Ending the Korean War Is in the National Interest

Ending the Korean War Is in the National Interest

A peace treaty will do more to change Pyongyang's behavior than a return to a cycle of escalation.

It has been decades since bombs fell and bullets flew on the Korean peninsula. Yet the United States, China, North Korea, and South Korea still technically are at war. The Korean War ended in an armistice, not a peace treaty.

The time is long overdue for the “combatants” to declare a state of peace.

Until now formally ending the war might have seemed premature. North Korea launched routine rhetorical fulminations and occasional violent attacks over the years. The North’s conventional forces were essentially spring-loaded just north of the Demilitarized Zone, ready to resume combat. Furthermore, despite Pyongyang’s sometimes pacific protestations, it didn’t seem like the North Korean leadership actually wanted peace.

Everything changed this year. Although the Trump-Kim summit was the highlight, there was much more. Kim’s three meetings with China’s Xi Jinping suggest that the Democratic People’s Republic of Korea has moved closer to Beijing’s position, which for years emphasized stability and peace.
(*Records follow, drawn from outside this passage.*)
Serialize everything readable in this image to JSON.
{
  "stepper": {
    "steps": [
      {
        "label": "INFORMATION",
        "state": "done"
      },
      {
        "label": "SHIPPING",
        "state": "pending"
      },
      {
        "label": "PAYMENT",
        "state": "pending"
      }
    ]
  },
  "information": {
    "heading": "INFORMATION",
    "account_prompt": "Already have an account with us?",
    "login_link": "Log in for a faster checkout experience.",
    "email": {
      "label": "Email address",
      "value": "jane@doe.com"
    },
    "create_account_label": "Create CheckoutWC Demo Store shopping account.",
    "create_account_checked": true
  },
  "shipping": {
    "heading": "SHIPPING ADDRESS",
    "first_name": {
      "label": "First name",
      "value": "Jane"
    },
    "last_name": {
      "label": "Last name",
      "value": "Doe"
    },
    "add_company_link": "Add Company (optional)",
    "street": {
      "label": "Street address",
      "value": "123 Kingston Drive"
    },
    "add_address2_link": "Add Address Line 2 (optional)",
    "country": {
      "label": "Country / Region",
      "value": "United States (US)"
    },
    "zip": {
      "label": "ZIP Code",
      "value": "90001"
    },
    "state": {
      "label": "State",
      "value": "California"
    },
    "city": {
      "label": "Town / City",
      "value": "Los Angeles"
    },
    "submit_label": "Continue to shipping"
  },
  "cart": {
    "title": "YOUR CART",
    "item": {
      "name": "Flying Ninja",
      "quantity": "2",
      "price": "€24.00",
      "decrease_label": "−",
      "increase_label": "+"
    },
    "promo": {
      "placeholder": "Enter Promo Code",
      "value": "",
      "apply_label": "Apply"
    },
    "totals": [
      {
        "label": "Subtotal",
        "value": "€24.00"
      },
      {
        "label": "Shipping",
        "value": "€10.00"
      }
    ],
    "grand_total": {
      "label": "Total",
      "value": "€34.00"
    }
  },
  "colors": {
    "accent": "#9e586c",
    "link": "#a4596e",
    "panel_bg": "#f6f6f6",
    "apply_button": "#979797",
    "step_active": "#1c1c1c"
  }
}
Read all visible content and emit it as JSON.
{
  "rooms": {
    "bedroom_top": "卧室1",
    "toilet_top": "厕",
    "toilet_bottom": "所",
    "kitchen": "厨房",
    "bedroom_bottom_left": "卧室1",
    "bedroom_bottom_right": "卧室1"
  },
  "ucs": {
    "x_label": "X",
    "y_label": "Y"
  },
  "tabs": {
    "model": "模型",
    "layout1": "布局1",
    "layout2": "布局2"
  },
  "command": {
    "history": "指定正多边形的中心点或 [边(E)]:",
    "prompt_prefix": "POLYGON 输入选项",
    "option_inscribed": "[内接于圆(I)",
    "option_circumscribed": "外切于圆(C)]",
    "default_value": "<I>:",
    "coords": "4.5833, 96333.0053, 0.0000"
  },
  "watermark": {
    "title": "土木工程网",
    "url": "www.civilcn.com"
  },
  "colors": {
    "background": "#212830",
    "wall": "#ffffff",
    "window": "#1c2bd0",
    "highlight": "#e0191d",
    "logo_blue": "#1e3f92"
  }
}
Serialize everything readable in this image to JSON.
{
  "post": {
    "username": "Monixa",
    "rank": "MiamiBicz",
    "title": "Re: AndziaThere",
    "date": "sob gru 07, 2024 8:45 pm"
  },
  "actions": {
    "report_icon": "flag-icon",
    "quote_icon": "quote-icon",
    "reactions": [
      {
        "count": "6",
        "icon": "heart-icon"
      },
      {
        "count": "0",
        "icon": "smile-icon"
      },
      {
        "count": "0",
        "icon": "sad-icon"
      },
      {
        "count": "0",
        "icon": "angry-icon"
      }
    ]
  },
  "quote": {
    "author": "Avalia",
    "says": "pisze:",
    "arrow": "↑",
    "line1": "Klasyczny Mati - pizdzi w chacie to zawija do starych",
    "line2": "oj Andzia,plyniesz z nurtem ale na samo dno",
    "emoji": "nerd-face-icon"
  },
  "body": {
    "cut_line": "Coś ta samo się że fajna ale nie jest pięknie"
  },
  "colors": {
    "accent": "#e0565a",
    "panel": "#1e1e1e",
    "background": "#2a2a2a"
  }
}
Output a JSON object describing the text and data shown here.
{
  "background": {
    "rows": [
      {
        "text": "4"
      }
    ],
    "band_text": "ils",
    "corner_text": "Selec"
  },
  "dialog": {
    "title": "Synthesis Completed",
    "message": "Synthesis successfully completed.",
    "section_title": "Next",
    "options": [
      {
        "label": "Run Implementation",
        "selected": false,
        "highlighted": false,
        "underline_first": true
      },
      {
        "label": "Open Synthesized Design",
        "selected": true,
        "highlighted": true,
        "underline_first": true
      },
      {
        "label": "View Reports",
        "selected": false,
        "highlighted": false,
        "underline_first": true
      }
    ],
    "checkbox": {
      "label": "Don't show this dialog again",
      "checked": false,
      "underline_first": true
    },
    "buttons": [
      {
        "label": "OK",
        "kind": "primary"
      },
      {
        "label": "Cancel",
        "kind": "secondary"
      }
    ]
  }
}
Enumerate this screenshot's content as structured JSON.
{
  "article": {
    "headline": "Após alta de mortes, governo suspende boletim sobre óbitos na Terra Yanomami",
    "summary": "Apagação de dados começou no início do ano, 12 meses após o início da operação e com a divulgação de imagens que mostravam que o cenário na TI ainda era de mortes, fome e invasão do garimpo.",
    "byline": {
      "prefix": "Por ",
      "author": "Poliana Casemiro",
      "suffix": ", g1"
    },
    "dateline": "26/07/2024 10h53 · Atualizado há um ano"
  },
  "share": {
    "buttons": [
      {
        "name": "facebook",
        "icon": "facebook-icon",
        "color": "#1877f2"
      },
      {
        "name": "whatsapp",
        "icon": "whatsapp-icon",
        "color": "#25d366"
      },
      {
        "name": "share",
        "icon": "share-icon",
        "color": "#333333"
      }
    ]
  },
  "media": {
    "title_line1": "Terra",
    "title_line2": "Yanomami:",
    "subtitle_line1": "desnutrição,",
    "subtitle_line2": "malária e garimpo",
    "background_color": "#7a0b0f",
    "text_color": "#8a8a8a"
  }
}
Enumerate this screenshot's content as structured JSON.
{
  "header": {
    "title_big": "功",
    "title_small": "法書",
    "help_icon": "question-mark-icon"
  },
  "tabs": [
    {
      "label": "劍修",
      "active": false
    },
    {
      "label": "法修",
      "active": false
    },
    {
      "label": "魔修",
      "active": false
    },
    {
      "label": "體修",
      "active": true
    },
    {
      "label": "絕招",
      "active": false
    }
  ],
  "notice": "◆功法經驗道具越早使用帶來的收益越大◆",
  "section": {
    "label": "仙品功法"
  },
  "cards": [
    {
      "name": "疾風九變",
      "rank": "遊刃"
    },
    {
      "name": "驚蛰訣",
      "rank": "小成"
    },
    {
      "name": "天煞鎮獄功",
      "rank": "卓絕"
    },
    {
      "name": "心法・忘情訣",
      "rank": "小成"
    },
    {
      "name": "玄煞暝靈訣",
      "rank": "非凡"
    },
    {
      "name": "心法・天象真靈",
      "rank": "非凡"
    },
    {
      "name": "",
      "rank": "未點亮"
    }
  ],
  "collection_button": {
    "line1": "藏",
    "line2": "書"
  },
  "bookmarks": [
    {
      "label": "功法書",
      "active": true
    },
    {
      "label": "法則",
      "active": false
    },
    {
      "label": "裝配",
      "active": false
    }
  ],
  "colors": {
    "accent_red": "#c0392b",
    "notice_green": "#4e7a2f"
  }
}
Kim met twice with the Republic of Korea’s Moon Jae-in and the second visit was arranged overnight. South Korean diplomats report that the DPRK’s Supreme Leader treated Moon, his elder, with traditional Asian deference. Kim rules with a lethal hand but is deftly playing the game of international statesman.


Indeed, Kim apparently has been invited to Moscow to meet Vladimir Putin, and there is even talk of a summit with Japan's Shinzo Abe. The North Korean leader appeared to enjoy his stroll in Singapore. He appears unlikely to revert to his father's and grandfather's hermit-like behavior.

Equally significant, the North recently ended its anti-American propaganda. Cleaning up Pyongyang, so to speak, will be no easy task. Posters line streets and fill walls. The United States was a frequent target. This change could be a ruse, of course. But likely not. For seventy years Washington and its “puppets” in the ROK were the primary enemies used to rally North Koreans behind the regime. Now Kim Jong-un has implicitly declared that peace reigns on the peninsula.

Recognizing changing reality is a good reason to make peace formally, but there is a better one: encouraging movement toward denuclearization.

Grant that no one has ever gone broke betting against DPRK intransigence. Moreover, America has given Kim much cause to hold on to his nukes. The last international pariah to disarm in return for Western expressions of love and affection, Muammar Gaddafi, probably wondered in his dying moments why he had trusted the Americans.

Nevertheless, Kim appears to be different than his predecessors. He is more committed to economic reform and comfortable with the international spotlight than his father and grandfather. He has established a friendly relationship with several foreign leaders. He has taken the North from the most threatening ever—staging multiple nuclear and missiles tests accompanied by threats against America—to the most pacific ever, eliminating even domestic anti-American propaganda. In a first, he at least wants the DPRK to appear non-threatening. Perhaps he is trying to deceive his enemies. But he might really want to live peacefully with them, whether or not he keeps his nuclear arsenal.

If denuclearization is possible, it still won't be easy. Pyongyang won't give away anything for free, and Kim understandably wants assurances—presumably better than those received by Gaddafi. Before the summit, Kim said nukes wouldn't be necessary if the United States and DPRK had a relationship and lots of contact. Moreover, the short statement agreed to at the summit put denuclearization last, after establishing "new U.S.-DPRK relations" and building "a lasting and stable peace regime." Kim almost certainly expects to proceed in that order.

This will take more than one leader summit or a handful of secretary of state visits. The administration should seek to accelerate the process, first ending the dual travel ban, on Americans going to North Korea and North Koreans coming to America. A greater flow of people would be the sort of contact that Kim presumably desires. Dropping the prohibition also would indicate the end of what the North Koreans routinely term America’s “hostile policy.”

The administration also could send additional visitors. A Treasury Department official could discuss how Washington might roll back sanctions—if Pyongyang proceeds with denuclearization. The U.S. Trade Representative could send someone to chat about commercial possibilities, again, if the DPRK moves forward. The objective would be to demonstrate to Kim that the administration is prepared to establish significant, positive, and ongoing ties.

Washington also could suggest that private figures in the entertainment and sports industries visit Pyongyang. What kind of cultural cooperation would be possible if bilateral ties expand? Again, the goal would be to highlight both the potential benefits of disarmament and the Trump administration’s desire to build a cooperative future. Kim might believe the United States is less likely to bomb a nation that is busy hosting American celebrities.

In addition, the administration should propose the elimination of today’s formal state of war. Pyongyang long pushed to create “a peace regime,” despite the Kim dynasty’s at times brutally confrontational policies. Some Washington policymakers fear that a formal peace treaty would be viewed as a concession, but the United States and South Korea no less than the DPRK have an interest in peace. Even something less formal than a formal treaty would be helpful: The North suggested a declaration ending the war.